Quel est le travail le plus difficile que vous ayez entrepris ?

Quel est le travail le plus difficile que vous ayez entrepris ?

Tous les traitements de conservation présentent un certain degré de difficulté technique, mais les plus difficiles ont tendance à être les projets qui ont une composante personnelle. J'ai conservé des tableaux avec des impacts de balles (à cause d'un voisin en colère), des tableaux avec des marques d'entailles (à cause d'un amant en colère), et plusieurs tableaux qui ont subi un incendie de maison (et l'arrosage ultérieur par les pompiers). Il y a peu, j'ai conservé une paire de petits portraits pour une femme qui a quitté son pays avec une seule valise. Elle a réussi à faire de la place pour les œuvres d'art, sans doute en se débarrassant d'autres objets. Les œuvres ont été gravement endommagées pendant le transport et leur restauration revêtait une importance incommensurable pour cette femme... le traitement a donc été bien plus qu'un simple raccommodage de larmes pour créer une œuvre d'art stable ! C'était un projet très émouvant pour nous deux.

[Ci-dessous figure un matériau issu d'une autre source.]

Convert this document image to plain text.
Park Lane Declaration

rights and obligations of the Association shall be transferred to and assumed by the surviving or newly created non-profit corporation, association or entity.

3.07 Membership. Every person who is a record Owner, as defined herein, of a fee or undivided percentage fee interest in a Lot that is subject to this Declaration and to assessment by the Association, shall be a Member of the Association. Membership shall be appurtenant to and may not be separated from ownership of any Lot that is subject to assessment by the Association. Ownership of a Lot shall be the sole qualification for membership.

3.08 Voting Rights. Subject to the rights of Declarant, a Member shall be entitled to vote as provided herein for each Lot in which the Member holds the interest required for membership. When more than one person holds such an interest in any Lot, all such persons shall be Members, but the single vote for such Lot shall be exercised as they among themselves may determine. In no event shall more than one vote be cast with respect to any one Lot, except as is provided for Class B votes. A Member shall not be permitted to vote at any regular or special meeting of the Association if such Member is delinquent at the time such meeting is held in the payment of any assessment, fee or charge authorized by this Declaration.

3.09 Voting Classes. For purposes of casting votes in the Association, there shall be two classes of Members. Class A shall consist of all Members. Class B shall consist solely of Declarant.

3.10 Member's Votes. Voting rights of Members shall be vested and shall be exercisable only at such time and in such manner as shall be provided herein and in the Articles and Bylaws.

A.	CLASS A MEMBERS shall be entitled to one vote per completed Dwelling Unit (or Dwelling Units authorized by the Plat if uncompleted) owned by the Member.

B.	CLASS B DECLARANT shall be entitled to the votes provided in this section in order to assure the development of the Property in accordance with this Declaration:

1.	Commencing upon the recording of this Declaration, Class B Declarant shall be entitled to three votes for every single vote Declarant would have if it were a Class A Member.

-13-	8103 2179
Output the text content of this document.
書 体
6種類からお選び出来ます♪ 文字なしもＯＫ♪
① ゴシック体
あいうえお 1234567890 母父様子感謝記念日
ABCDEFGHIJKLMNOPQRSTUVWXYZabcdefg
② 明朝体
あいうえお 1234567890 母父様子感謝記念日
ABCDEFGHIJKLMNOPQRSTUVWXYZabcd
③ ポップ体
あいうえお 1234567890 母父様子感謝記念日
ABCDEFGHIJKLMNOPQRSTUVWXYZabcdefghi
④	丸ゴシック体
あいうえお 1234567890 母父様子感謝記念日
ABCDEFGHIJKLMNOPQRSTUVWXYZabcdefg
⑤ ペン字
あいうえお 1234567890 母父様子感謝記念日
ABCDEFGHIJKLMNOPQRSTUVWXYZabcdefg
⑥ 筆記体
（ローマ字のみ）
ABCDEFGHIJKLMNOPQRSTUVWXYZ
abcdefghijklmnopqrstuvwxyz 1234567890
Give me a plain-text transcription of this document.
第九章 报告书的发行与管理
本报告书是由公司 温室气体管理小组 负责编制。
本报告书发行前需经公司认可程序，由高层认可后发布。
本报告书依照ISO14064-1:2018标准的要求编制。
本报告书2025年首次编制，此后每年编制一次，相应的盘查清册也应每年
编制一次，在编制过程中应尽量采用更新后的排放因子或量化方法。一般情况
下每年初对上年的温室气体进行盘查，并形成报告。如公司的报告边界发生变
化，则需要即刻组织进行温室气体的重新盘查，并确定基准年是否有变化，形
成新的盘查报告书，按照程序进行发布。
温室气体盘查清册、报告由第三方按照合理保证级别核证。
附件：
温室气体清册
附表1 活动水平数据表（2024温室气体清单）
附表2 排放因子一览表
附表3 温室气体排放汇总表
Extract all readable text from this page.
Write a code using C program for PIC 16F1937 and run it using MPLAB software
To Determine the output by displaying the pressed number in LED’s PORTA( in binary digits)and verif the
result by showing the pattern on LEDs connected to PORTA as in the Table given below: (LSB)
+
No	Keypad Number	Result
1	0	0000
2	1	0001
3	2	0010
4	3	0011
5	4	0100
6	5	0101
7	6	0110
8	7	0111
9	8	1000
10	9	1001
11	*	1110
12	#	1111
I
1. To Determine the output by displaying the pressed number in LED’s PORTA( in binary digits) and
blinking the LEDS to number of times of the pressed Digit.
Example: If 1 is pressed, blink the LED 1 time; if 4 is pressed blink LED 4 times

Comment avez-vous commencé à vous intéresser à la conservation ?

Le fils d'un ami de mon père a tiré un coup de boule dans son garage ouvert et le palet a traversé une grande peinture à l'huile sur toile entreposée à l'arrière. Mon père m'a emmené dans l'atelier du restaurateur, principalement pour l'aider à sortir la grande toile de l'arrière de notre camionnette. L'atelier du restaurateur était fascinant : des chevalets, de grandes fenêtres et une profusion de pigments, de solvants et de pinceaux. Je voulais faire carrière dans l'art, mais le mélange d'art et de science était une révélation. Elle portait également une superbe paire de talons, ce qui m'a convaincu qu'une carrière dans la conservation des œuvres d'art était la voie à suivre.

Heidi Sobol travaillant sur une peinture.

Avez-vous des conseils à donner aux personnes qui exposent des œuvres d'art chez elles ?

Avez-vous des conseils à donner aux personnes qui exposent des œuvres d'art chez elles ?

Un dicton populaire dans le domaine de la conservation dit que "le mieux est l'ennemi du bien". Bien souvent, les propriétaires d'œuvres d'art bien intentionnés essaient de les nettoyer ou de les restaurer, mais ils se retrouvent avec une œuvre d'art dans un état encore plus instable qu'auparavant. Le Windex est excellent pour le verre, mais il ne l'est pas pour les peintures de paysages du dix-huitième siècle. Les restaurateurs professionnels agréés sont la meilleure ressource pour garantir la stabilité de vos œuvres d'art ; ils peuvent procéder à des évaluations sur place ainsi qu'à des campagnes de restauration de grande envergure si nécessaire. Surtout, conservez les œuvres d'art dans les parties de la maison que vous appréciez également, comme le rez-de-chaussée ou les pièces de vie à étages. Les sous-sols et les greniers sont souvent des endroits où l'humidité est trop élevée ou trop basse, ce qui peut être problématique pour les œuvres d'art et les objets d'art. Évitez de placer les œuvres d'art au-dessus de bouches de chauffage ou de refroidissement, ou près de fenêtres non couvertes qui laissent passer la lumière du soleil sur l'œuvre, ce qui peut accélérer sa décoloration.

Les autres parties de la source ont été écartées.